Söke Un, yapılması planlanan unlu mamüller üretim tesisiyle Türkiye’nin bu alandaki önemli tesislerinden birine sahip olmayı planlıyor. Konuyla ilgili açıklama yapan Söke Un Yönetim Kurulu Başkanı Dr. Eren Günhan Ulusoy, Söke Un’u halka arz etmeyi planladıklarını belirtti.
Söke Un, 2015 yılından beri İngiliz menşeli özel sermaye fonu Mediterra Capital Partners tarafından yönetiliyordu. Tamamen iç pazara yönelik üretim yapan Söke Un, 11 Ocak 2022 tarihinde Ulusoy Un tarafından satın alınmıştı. Aydın Söke ve Ankara Sincan’daki 2 fabrikasıyla günde 1400 ton üretim kapasitesi bulunan Söke Un’un yeni hedefleri hakkında bilgi paylaşan Söke Un Yönetim Kurulu Başkanı Dr. Eren Günhan Ulusoy, “Bir aile şirketi olarak kurulup, Aralık 2014 tarihinde halka arz olan Ulusoy Un için Söke Un’un satın alınması yeni bir dönemi de başlattı. Her iki şirket de Türkiye’nin ilk ve ikinci 500 büyük sanayi şirketi arasında bulunuyor. Söke Un, Mediterra Capital Partners’a geçtiğinden beri takibimizde olan bir şirketti. İki aile şirketinin artık birlikte yürüyor olması kendi alanlarındaki gücü pekiştirecektir. Söke Un, perakende pazarının en önemli oyuncularından biri. Türkiye’nin tüketici nezdinde en çok bilinen markası Söke Un’un, unlu mamuller sektöründe de Türkiye’nin en bilinen markası olmasını istiyoruz. Bunun için de 2023 yılında hayata geçirmeyi hedeflediğimiz unlu mamuller üretim tesisinin, Türkiye’nin bu alandaki büyük tesislerinden biri olmasını hedefliyoruz. Üreteceğimiz ilk ürün grubunun kurabiye ve unlu atıştırmalıklar olmasını planlıyoruz. Bunun için de demo tesisimizi tamamlayıp ürün pişirme denemelerine başladık,” dedi.

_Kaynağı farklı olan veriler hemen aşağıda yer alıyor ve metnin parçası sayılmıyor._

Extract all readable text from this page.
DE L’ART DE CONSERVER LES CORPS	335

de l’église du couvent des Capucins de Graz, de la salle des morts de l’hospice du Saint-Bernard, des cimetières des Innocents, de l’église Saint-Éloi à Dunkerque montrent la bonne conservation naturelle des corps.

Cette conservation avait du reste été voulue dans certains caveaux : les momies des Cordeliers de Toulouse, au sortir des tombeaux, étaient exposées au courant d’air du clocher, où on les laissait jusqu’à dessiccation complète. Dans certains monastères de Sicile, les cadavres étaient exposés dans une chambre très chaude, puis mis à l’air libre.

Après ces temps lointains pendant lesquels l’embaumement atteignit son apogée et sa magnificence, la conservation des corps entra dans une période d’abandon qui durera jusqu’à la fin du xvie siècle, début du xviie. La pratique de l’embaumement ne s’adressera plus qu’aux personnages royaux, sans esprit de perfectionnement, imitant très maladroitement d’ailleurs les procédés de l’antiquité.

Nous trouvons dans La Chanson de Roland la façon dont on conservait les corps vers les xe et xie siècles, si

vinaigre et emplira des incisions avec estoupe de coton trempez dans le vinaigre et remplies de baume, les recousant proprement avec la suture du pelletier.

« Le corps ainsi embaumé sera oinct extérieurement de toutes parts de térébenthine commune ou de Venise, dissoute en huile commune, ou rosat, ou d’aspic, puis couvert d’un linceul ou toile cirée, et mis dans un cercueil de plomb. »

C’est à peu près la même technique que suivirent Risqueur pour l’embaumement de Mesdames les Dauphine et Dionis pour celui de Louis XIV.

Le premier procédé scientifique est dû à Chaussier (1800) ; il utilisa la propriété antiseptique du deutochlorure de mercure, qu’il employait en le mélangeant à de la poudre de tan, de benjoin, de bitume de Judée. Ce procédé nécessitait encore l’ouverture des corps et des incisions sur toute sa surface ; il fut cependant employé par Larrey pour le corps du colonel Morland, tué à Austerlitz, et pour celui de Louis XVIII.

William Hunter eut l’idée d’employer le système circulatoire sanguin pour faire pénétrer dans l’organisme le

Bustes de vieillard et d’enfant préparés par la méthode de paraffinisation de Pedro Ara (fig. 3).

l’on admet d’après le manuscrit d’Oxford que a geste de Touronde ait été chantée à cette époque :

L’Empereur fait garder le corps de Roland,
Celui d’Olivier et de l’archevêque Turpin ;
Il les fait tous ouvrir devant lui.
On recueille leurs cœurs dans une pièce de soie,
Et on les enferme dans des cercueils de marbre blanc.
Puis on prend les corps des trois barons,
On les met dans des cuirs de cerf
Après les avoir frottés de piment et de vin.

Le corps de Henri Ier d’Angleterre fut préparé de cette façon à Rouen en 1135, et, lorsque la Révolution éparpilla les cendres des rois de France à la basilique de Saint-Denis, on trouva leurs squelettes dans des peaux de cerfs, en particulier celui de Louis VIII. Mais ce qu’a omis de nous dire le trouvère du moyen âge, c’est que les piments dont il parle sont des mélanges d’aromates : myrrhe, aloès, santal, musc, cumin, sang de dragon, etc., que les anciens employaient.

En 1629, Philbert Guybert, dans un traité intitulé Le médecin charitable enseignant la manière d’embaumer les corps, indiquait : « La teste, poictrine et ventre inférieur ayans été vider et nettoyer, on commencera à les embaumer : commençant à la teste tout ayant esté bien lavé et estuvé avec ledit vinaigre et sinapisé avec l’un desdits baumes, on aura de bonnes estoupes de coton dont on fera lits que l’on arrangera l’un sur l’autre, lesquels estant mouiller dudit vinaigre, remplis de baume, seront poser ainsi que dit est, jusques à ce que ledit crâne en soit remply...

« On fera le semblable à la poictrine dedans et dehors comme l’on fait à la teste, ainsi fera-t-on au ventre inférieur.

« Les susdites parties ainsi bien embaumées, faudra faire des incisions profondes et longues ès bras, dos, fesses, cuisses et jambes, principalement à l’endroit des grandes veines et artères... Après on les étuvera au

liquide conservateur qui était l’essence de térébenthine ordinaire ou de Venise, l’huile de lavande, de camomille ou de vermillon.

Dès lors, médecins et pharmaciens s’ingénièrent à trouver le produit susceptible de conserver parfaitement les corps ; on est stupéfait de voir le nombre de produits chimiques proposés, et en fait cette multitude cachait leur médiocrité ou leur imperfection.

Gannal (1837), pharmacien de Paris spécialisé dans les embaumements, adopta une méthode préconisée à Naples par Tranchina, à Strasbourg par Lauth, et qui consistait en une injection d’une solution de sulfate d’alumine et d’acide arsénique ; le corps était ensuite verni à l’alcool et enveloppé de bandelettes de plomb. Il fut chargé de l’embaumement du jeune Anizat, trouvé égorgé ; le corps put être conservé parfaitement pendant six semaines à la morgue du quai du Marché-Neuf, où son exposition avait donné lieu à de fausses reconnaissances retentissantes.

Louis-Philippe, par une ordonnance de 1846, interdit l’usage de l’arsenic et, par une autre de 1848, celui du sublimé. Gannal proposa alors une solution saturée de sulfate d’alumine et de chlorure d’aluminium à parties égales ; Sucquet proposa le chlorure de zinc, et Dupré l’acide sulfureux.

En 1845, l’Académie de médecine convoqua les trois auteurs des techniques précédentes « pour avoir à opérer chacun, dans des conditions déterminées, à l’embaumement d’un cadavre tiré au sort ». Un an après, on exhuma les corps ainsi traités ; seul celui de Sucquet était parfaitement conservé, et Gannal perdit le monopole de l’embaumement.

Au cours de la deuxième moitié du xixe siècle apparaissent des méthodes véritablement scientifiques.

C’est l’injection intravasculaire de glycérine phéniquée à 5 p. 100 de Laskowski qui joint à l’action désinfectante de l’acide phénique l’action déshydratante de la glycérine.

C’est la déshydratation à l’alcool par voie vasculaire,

Aynı zamanda Söke Un’u halka arz etmeyi planladıklarını belirten Ulusoy, Söke Un’un enerji ihtiyacı için 2023 yılında yenilebilir enerji yatırımlarında bulunacaklarını sözlerine ekledi. Pandemiyle birlikte tarımın önem kazandığına dikkat çeken Dr. Eren Günhan Ulusoy, “Tarıma yapılacak yatırımların ne kadar önemli olduğunu pandemi dönemiyle gördük. Bu anlamda önümüzde bir fırsat var ve bunu değerlendirmek gerekiyor. Türkiye’de buğdayın fiyatı, geçtiğimiz seneye göre 3 kat yükseldi. Bu da çiftçimizin lehine ve artan buğday üretiminden de bunu görebiliyoruz. Ama burada buğday fiyatı tek parametre olmamalı. Aynı zamanda verim artışını da sağlayabilmeliyiz. Türkiye, dünya un ihracatında lider ve diğer unlu mamuller kısmında da dünyanın önemli ihracatçı ülkeleri arasında yer alıyor. Tarıma yapacağımız yatırımların, ihracat gelirlerinin artmasına, ülke ekonomisinin gelişmesine ve cari açığın daralmasına vereceği katkıyı gözden kaçırmamamız gerekiyor,” açıklamalarında bulundu.